More advanced analytical techniques, such as thin-layer chromatography, high-performance liquid chromatography, and mass spectrometry may also be useful in initially characterising the chemical composition of lichens or when spot tests are unrevealing.

==History==
Finnish lichenologist William Nylander is generally considered to have been the first to demonstrate the use of chemicals to help with lichen identification. In papers published in 1866, he suggested spot tests using KOH and bleaching powder to get characteristic colour reactions—typically yellow, red, or green. In these studies he showed, for example, that the lichens now known as Cetrelia cetrarioides and C. olivetorum could be distinguished as distinct species due to their different colour reactions: C+ red in the latter, contrasted with no reaction in the former. Nylander showed how KOH could be used to distinguish between the lookalikes Xanthoria candelaria and Candelaria concolor because the presence of parietin in the former species results in a strong colour reaction.

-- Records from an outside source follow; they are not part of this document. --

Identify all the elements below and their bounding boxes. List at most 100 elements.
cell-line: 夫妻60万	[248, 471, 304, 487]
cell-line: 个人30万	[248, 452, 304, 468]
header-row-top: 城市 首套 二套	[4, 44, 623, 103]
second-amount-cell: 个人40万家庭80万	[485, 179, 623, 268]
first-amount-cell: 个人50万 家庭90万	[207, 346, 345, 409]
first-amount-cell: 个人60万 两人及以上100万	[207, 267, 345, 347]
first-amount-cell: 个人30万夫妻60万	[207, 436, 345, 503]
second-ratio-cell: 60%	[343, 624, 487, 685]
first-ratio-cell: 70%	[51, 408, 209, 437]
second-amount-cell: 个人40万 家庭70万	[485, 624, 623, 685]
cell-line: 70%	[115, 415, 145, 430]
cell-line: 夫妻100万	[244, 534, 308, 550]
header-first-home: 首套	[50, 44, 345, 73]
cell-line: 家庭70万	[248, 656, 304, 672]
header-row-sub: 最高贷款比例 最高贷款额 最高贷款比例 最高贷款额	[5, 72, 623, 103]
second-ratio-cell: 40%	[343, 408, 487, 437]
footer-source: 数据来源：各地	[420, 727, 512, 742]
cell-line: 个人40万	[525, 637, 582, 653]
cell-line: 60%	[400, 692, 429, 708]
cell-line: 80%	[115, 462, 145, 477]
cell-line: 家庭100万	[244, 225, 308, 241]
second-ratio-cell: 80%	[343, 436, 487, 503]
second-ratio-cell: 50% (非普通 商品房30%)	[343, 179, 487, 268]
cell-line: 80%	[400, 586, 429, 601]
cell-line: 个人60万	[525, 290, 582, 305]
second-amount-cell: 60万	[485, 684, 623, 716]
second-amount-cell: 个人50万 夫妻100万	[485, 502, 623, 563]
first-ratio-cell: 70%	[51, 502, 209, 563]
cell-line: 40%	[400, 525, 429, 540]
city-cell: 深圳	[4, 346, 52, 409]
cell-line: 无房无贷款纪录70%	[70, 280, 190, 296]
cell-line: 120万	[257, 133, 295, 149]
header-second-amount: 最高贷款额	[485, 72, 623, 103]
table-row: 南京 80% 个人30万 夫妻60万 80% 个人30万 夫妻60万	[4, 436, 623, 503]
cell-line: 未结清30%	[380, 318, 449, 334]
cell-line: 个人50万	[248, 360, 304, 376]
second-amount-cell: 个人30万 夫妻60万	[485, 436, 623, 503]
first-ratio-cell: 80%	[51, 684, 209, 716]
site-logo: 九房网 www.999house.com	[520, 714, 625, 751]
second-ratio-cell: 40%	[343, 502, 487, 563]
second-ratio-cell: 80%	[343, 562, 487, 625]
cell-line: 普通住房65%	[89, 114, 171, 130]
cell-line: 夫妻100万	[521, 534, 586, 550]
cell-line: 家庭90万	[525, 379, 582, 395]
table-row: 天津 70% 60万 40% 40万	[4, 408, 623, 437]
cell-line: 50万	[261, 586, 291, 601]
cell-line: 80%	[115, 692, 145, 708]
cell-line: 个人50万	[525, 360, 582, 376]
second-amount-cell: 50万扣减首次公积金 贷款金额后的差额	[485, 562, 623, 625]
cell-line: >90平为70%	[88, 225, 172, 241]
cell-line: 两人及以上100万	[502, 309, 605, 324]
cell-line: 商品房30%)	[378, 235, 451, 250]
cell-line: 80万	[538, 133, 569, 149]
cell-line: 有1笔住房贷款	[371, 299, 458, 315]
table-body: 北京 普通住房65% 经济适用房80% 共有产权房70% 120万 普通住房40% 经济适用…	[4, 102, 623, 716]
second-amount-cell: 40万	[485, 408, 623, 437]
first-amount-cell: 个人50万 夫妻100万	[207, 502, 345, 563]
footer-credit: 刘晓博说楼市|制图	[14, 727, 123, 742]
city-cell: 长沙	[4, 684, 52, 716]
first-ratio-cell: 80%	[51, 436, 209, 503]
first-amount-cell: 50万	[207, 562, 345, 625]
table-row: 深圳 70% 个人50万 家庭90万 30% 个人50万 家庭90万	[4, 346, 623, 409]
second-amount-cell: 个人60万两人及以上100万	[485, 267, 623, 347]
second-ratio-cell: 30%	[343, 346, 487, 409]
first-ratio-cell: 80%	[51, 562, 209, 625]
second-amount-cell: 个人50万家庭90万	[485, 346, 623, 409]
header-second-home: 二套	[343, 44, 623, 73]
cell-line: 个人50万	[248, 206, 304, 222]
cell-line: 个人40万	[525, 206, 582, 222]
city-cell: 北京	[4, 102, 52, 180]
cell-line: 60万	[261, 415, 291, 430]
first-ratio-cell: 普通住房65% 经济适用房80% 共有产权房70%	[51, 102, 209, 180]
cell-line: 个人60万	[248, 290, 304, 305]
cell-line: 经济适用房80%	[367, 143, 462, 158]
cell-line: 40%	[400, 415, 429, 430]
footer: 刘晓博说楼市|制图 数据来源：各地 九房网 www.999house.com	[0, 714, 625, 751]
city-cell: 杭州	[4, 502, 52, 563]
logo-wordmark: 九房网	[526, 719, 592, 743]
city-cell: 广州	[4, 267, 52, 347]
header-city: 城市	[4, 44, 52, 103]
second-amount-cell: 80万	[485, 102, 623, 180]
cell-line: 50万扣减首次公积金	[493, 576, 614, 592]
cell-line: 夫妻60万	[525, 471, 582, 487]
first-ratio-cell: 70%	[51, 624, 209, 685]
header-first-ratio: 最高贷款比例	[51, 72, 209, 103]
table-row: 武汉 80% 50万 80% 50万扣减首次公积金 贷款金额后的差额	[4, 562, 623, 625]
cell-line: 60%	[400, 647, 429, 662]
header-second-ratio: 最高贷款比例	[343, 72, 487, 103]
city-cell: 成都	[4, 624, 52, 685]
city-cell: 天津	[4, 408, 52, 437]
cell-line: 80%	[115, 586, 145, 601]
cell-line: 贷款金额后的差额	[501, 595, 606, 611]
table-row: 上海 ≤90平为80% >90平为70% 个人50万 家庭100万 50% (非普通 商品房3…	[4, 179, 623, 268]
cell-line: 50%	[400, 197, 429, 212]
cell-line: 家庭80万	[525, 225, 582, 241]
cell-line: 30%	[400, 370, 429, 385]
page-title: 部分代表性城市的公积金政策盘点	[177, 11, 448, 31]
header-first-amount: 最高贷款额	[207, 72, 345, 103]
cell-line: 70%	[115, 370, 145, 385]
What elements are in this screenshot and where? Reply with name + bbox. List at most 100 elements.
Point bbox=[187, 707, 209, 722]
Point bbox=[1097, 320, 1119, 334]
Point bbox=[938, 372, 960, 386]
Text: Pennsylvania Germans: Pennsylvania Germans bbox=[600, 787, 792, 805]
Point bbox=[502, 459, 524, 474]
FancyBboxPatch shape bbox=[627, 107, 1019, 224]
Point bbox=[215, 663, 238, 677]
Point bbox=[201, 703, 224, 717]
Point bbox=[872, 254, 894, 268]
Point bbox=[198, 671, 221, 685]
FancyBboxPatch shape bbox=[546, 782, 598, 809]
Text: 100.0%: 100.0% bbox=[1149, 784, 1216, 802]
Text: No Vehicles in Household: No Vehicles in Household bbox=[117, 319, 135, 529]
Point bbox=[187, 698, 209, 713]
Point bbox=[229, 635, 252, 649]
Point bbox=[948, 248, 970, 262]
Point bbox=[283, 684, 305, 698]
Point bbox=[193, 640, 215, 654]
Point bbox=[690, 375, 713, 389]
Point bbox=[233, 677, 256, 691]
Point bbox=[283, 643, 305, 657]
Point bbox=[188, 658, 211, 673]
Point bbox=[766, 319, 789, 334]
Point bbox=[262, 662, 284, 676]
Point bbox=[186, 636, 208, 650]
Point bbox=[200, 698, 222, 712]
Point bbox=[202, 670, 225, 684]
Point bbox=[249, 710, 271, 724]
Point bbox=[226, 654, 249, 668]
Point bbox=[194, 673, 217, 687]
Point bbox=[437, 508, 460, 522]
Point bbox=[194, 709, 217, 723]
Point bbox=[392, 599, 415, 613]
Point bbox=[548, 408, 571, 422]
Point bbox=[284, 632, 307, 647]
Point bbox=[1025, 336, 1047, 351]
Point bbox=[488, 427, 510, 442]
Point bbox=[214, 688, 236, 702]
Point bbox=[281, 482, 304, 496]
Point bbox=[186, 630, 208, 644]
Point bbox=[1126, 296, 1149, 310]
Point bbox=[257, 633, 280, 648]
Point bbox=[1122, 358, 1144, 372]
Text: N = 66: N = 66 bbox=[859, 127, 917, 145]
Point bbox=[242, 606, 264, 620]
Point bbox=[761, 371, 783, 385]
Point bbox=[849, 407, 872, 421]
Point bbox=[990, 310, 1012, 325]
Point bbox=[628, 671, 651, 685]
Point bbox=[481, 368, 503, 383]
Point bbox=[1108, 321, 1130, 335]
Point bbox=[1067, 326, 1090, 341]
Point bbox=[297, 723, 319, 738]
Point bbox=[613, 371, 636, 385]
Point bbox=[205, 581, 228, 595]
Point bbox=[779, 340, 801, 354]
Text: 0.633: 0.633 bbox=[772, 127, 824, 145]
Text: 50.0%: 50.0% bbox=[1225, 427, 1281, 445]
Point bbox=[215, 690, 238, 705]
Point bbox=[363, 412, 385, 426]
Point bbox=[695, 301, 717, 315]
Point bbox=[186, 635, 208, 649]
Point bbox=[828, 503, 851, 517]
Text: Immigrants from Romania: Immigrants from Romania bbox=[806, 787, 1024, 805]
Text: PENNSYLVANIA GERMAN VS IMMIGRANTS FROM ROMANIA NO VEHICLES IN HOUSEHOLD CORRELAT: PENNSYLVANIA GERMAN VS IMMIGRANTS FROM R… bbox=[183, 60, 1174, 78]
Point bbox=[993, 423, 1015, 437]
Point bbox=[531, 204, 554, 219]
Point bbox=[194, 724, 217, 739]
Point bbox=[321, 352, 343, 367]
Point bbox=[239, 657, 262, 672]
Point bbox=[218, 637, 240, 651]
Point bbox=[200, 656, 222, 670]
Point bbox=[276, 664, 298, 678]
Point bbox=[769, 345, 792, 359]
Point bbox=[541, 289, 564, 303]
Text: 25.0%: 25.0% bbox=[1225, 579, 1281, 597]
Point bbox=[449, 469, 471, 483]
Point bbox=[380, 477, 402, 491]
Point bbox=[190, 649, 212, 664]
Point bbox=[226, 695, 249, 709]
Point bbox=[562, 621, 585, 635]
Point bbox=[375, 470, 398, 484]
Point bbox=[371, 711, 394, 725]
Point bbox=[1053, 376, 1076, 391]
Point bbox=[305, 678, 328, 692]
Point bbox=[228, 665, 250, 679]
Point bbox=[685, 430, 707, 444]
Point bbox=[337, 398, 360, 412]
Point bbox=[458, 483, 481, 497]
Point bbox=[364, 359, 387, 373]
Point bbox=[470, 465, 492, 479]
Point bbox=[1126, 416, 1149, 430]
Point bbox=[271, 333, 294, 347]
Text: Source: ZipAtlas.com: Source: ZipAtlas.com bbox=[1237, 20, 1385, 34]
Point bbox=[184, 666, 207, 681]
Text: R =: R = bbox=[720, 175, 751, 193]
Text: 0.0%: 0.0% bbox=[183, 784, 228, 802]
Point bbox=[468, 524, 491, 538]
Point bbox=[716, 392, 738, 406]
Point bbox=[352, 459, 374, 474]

He also knew that in some cases the lichen chemicals were not evenly distributed throughout the cortex and the medulla due to the differing colour reactions on these areas. In the mid-1930s, Yasuhiko Asahina created the test with para-phenylendiamine, which gives yellow to red reactions with secondary metabolites that have a free aldehyde group. This spot test was later shown to be particularly useful in the taxonomy of the family Cladoniaceae.